HAPPY BIRTHDAY PLAYBOY PLAYMATE & BEACH BUNNY JO COLLINS!

ajoA fresh-face, wholesome brunette, Jo Collins was one of the most celebrated Playboy Playmates of the Sixties becoming the pin-up du jour of GIs stationed in Vietnam due to her many visits to that war torn country.  Despite her popularity, she was never able to rise above decorative minor roles on the big screen. But with her figure, bikini-clad on the shores of Malibu is where she belonged.

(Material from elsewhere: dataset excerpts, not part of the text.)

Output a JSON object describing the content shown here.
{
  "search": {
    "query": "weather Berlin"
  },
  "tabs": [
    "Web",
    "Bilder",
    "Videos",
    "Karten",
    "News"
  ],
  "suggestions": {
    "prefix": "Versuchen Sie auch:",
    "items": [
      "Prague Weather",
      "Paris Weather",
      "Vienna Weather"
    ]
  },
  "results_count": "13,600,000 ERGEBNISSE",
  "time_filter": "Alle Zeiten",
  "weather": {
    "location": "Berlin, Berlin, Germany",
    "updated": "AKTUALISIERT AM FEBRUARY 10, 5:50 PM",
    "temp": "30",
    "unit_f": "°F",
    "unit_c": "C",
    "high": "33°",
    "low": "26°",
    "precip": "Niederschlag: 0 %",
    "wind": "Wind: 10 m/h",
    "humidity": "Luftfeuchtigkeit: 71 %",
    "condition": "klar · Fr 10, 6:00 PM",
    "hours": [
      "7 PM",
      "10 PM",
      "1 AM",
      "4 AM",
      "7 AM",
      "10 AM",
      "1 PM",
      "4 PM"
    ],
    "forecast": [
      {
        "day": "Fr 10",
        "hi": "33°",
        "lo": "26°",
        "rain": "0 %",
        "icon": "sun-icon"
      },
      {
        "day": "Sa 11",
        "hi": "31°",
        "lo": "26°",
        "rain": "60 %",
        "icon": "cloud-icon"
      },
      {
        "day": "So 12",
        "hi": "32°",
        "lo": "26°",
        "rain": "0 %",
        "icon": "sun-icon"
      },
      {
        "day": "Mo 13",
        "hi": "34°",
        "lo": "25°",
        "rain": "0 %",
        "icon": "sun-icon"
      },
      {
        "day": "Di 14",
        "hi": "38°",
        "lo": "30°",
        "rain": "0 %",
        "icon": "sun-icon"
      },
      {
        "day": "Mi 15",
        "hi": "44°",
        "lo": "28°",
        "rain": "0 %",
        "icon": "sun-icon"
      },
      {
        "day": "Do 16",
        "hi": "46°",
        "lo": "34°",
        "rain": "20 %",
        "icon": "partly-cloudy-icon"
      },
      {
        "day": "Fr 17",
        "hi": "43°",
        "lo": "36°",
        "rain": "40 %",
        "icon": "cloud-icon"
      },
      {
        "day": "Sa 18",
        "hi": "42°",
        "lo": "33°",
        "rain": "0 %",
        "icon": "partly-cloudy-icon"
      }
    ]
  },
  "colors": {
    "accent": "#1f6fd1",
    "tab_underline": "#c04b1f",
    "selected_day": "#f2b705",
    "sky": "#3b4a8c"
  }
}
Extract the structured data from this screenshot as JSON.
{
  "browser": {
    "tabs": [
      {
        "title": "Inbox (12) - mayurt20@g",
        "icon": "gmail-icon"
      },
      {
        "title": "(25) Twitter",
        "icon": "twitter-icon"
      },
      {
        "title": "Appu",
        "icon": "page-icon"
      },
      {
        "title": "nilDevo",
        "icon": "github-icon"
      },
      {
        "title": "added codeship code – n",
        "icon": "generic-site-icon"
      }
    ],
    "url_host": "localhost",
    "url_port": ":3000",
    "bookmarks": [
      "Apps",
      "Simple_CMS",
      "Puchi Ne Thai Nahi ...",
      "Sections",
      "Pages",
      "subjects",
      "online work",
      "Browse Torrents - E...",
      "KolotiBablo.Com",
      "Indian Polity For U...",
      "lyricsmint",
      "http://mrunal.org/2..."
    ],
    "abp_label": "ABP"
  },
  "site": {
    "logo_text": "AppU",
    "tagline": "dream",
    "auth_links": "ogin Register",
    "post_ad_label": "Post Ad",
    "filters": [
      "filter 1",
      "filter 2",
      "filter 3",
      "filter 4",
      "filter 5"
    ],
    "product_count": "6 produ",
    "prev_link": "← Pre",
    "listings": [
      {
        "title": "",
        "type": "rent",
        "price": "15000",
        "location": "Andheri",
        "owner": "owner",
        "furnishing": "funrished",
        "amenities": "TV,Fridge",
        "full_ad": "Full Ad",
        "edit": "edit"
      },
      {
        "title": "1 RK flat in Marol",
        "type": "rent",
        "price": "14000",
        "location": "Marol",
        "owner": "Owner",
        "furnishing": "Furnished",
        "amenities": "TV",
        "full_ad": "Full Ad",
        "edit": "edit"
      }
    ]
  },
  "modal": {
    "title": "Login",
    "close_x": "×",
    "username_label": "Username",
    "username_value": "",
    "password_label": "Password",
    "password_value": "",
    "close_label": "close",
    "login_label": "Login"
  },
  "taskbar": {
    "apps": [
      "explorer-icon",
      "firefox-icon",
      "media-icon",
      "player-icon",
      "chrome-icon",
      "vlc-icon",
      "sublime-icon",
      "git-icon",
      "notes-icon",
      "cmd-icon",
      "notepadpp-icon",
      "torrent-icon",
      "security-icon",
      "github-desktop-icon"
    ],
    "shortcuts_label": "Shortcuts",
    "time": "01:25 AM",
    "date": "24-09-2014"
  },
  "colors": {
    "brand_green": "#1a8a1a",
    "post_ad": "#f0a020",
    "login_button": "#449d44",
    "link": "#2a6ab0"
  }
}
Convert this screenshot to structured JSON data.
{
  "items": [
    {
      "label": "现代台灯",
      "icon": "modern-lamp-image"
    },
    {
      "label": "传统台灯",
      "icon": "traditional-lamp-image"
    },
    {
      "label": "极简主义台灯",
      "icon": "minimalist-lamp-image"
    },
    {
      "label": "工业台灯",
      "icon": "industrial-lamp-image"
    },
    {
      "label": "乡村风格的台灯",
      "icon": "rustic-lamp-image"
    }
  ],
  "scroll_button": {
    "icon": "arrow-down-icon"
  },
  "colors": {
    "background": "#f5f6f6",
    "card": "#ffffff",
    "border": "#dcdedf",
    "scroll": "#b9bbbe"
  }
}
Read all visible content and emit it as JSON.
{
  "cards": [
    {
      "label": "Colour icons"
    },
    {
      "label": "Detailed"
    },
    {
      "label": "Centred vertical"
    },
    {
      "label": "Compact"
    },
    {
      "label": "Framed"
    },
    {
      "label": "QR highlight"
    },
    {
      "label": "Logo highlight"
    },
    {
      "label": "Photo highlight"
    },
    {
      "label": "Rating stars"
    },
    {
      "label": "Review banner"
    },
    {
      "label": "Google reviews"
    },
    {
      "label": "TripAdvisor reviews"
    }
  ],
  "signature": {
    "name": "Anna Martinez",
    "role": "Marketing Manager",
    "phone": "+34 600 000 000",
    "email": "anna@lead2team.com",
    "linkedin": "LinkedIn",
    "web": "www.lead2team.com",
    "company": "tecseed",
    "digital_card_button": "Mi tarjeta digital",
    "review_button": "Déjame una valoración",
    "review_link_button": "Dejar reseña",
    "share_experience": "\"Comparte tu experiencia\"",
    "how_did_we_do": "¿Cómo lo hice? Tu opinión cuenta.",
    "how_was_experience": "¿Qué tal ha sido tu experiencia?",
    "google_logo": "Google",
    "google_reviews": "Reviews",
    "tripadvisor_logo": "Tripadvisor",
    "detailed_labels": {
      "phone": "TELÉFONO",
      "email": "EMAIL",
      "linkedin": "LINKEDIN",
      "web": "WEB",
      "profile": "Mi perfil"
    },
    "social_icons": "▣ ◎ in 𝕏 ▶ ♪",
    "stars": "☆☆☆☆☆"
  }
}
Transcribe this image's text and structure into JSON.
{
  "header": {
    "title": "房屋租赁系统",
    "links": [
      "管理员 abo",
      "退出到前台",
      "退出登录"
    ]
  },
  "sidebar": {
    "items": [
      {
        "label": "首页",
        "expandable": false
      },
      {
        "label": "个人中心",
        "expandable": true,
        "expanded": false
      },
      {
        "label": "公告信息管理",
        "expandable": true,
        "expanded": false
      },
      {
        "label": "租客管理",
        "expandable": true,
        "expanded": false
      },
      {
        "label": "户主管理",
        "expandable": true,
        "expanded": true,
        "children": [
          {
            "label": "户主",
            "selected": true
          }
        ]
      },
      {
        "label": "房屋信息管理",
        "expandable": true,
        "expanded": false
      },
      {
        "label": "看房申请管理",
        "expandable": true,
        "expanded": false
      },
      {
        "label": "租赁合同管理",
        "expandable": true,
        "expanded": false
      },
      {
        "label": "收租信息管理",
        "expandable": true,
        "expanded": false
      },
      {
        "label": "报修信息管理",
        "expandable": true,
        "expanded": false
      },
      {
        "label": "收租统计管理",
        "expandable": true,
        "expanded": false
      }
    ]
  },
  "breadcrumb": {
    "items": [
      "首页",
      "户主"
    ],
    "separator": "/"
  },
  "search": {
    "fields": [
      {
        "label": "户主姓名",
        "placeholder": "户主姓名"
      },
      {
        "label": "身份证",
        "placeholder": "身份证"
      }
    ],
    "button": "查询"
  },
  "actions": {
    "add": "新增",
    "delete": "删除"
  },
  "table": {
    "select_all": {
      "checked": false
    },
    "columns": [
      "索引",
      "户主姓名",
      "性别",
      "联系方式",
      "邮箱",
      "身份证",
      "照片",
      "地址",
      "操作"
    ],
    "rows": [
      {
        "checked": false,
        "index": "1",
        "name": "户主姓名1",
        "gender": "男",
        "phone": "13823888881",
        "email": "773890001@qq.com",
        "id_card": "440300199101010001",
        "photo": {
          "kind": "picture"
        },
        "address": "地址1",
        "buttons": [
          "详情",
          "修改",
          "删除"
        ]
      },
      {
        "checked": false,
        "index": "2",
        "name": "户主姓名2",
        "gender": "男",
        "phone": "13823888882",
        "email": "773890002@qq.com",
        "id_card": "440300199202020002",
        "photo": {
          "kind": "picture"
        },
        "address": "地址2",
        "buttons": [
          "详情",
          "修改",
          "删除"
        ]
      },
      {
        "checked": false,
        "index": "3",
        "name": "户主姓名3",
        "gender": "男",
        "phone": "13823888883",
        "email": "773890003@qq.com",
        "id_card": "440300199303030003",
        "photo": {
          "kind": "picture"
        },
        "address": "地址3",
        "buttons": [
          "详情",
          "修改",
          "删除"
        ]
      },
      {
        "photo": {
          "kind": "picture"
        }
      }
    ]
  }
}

Jo Collins was Playboy’s Miss December 1964 and was selected as Playmate of the Year in 1965 Collins became a favorite pin-up of service men worldwide and to show her support she traveled to Vietnam a number of times to help boost morale resulting in her being nicknamed “G.I. Jo.”  She made her film debut in Ski Party (1965) as one of the anonymous beach girls who don ski clothes for a party in the snow.  Of course there is an occasion for the gals to doff their bulky sweaters and slacks and slip into their bikinis as Frankie Avalon croons “Lots Lots More” poolside.  Collins is featured very prominently in this production number as she dances and gyrates to the catchy pop tune.  She also competes with ski bunnies Patti Chandler, Salli Sachse, and Mikki Jamison for pompous ladies man Aron Kincaid’s attention but he only as eyes for Dwayne Hickman dressed in drag as a feisty English lass.  Despite her fantastic figure, Jo was pushed to the background in her next beach film How to Stuff a Wild Bikini (1965) though she makes the first comment about bikini girl Beverly Adams, the new competition on the sand, and joins the beach girls singing “Hey, What About Us” to try to get adman Mickey Rooney to select one of them for his new advertising campaign.  Later she and the other beach girls reluctantly try to teach Adams how to walk seductively.  In the lame service comedy Sergeant Deadhead (1965) the beach gang once again puts on clothes as Collins played one of Deborah Walley’s military friends.  Her most outstanding screen appearance was in the satire Lord Love a Duck (1966) directed by George Axelrod.  The former Playmate looked fantastic and gave a surprisingly droll performance as a shapely bored starlet seen lounging on a yacht.  The star of Cold War Bikini and plaything of producer Martin Gabel, Collins finds him to be “what a drag” when he announces she is too over exposed and will now be playing the older sister to new discovery Tuesday Weld in his upcoming beach movie extravaganza, Bikini Countdown.   Jo Collin’s last feature film was Fireball 500 (1966) wherein the beach party gang abandons the shores of Malibu for the drag strip.  Collins was part of a gaggle of groupies who coo over handsome racer Fabian rival to Frankie Avalon on and off the track.

After she stopped acting, Collins continued visiting Vietnam while working as a Playboy Bunny in clubs. In 1970 Jo married former baseball player Bo Belinsky.  That marriage ended in divorce in 1975 and Collins dropped out of the limelight working at Playboy, Inc. as a Bunny Mother.  In the January 2000 issue of Playboy, Collins was named one of the 100 Centerfolds of the Century placing seventeenth.  She appeared as herself in the DVD release Playboy: 50 Year of Playmates (2004) and in “Hugh Hefner: Girlfriends, Wives and Centerfolds” on E! True Hollywood Story in 2006.